You can make use of public opinion. Whatever the laws, the opportunities or the social atmosphere, the public stands on the side of reform.

Why not take this opportunity to allow those members of the public who have the desire to vote for the leadership of these bodies do so?

Meanwhile, those who want to serve should during the elections present their platforms as if they were running for public office. After being elected they should demonstrate their competence by bringing their association back on the right track.

LT: Could you talk about the last step in your plan for reforming national sports?

Lin: On Wednesday last week, the Sports Administration passed the templates for the charter for sports associations and the election of the leadership positions of sports bodies.

There are two steps that remain to be carried out.

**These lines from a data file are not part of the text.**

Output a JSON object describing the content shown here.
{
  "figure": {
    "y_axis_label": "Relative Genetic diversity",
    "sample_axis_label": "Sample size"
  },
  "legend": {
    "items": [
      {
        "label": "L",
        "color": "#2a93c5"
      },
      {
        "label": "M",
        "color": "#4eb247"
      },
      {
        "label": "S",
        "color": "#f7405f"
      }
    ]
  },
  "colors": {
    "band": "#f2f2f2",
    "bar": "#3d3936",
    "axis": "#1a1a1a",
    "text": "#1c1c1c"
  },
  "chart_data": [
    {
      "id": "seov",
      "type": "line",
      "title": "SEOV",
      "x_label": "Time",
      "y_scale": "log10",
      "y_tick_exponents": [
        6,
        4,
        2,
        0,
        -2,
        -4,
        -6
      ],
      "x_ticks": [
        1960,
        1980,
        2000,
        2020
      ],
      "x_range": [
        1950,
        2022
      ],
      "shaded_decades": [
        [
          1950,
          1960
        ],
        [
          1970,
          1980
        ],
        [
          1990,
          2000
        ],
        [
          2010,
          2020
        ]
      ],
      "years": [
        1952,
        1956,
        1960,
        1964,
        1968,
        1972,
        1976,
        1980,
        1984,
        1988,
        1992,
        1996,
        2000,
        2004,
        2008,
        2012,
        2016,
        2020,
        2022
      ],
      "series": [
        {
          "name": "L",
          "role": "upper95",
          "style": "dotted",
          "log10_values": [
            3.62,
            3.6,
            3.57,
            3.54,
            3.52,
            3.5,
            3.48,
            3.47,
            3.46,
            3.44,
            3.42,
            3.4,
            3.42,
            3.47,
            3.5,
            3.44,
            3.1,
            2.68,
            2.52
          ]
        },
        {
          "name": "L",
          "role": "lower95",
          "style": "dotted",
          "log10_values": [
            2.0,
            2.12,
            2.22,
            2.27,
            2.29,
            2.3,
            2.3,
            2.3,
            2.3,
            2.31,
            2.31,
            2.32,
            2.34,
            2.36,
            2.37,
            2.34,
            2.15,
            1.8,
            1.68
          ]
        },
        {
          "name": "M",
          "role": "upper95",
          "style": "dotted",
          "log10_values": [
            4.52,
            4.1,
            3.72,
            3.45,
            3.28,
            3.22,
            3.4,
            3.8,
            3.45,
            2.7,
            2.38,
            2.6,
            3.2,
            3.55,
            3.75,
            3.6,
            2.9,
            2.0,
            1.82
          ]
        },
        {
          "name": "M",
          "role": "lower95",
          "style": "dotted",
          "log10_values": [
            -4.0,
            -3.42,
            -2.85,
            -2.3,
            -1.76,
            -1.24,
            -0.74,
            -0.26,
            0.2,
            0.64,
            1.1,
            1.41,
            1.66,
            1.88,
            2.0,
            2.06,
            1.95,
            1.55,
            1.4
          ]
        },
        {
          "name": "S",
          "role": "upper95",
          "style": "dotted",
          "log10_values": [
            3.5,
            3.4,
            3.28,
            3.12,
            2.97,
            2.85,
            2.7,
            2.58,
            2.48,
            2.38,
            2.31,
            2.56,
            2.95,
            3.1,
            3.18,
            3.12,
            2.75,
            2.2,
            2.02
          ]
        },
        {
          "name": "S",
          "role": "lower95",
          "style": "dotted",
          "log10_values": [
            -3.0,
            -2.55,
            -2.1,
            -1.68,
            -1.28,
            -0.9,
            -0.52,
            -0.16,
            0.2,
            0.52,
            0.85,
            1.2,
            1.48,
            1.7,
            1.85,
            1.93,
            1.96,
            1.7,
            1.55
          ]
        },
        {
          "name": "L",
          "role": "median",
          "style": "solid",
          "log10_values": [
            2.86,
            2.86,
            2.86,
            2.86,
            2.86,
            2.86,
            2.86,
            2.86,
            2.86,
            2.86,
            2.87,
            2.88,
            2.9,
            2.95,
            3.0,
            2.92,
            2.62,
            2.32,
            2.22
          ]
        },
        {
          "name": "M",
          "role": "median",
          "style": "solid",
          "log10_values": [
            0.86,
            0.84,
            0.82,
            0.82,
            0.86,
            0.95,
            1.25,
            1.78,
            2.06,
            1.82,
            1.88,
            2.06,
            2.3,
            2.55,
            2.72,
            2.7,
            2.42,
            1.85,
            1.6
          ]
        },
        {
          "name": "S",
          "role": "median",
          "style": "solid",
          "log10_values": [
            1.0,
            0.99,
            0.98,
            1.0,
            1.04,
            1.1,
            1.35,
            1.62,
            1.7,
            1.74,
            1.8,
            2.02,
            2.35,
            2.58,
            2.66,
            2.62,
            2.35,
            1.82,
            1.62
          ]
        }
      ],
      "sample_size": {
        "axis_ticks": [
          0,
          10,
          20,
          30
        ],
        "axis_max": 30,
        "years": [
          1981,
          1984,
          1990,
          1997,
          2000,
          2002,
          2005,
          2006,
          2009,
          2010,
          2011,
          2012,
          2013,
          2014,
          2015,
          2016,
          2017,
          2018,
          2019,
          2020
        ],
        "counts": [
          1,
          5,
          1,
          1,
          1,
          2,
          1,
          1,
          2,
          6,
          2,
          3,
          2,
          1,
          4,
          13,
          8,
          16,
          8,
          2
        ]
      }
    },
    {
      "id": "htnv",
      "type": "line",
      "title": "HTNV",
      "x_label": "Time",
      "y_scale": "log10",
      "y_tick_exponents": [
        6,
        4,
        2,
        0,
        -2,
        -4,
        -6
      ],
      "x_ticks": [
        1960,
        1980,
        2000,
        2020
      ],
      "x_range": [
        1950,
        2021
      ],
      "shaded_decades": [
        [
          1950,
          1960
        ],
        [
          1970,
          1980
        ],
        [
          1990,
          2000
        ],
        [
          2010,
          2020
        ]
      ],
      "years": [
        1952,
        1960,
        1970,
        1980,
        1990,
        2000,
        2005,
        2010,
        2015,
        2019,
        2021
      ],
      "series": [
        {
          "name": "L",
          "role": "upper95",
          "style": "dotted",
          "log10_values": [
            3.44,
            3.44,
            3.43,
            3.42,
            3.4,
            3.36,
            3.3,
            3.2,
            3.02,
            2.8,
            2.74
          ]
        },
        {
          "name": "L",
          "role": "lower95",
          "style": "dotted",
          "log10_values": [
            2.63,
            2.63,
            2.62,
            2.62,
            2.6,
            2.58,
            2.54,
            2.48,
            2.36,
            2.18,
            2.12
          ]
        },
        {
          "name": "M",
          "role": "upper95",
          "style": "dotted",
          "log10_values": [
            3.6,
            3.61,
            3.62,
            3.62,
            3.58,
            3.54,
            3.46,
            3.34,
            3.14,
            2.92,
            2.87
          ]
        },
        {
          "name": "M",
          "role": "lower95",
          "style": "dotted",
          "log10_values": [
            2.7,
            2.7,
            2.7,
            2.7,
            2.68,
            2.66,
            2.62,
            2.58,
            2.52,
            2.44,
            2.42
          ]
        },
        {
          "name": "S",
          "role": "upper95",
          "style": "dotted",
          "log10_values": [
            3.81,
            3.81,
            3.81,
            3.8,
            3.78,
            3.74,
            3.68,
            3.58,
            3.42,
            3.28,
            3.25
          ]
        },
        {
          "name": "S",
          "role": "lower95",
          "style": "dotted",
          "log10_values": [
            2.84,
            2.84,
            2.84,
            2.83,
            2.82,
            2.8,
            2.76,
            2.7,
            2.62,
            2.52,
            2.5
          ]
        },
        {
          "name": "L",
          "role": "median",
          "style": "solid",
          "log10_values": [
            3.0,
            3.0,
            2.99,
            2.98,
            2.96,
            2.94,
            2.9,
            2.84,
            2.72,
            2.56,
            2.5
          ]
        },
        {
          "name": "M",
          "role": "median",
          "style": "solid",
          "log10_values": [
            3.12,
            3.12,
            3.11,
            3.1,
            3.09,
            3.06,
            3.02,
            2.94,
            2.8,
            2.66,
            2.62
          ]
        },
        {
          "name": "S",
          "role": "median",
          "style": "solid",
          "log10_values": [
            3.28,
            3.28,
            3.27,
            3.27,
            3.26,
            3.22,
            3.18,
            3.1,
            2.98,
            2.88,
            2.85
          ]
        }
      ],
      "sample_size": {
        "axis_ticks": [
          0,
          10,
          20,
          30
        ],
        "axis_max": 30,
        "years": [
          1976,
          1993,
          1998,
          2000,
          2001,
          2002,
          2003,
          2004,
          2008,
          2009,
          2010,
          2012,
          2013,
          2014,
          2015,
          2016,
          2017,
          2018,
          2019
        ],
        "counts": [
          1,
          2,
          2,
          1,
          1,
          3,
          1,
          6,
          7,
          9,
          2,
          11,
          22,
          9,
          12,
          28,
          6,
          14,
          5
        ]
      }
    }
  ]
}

The first is for individual associations to amend their charters. Application for membership in these associations became open to the public on Sept. 20 when President Tsai Ing-wen (蔡英文) announced [amendments to the] National Sports Act (國民體育法). They will remain open until Dec. 20.

The elections are to run from Dec. 21 to March 20 next year. During that time the administration will maintain communication with the various sports bodies and provide assistance whenever needed.

LT: What is the cause of the resistance you are encountering? Is it due to a backlash from the associations or for allowing outsiders to be involved?

Lin: I previously acted as chairman of the Sports Affairs Council [now the Sports Administration]. I have really come to understand national sports in Taiwan over the past 10 years, especially the associations. If you suddenly change the way association heads are elected, it is unavoidable that you will encounter some problems, but reform is not about exposing and criticizing, and it is not about targeting anyone.

There might be some associations that do not understand this, but on the technical side of things we can provide assistance.

Some associations might feel deeply wronged and might feel that the more energy they invest, the more they are resented. If we open up and reform the whole organization and things change for the better, is it not a win-win situation?

LT: Will the elections affect the nation’s readiness for and performance at the Asian Games in Jakarta in August next year?

Lin: There is nothing to worry about — the selection of the athletes will not be affected. Just like if you change a director-general, the government department does not change overnight.

The training of athletes is handled by the administration and the National Sports Training Center. Some people are worried that the elections will affect the athletes’ morale, but let us be optimistic — maybe it will raise their spirits.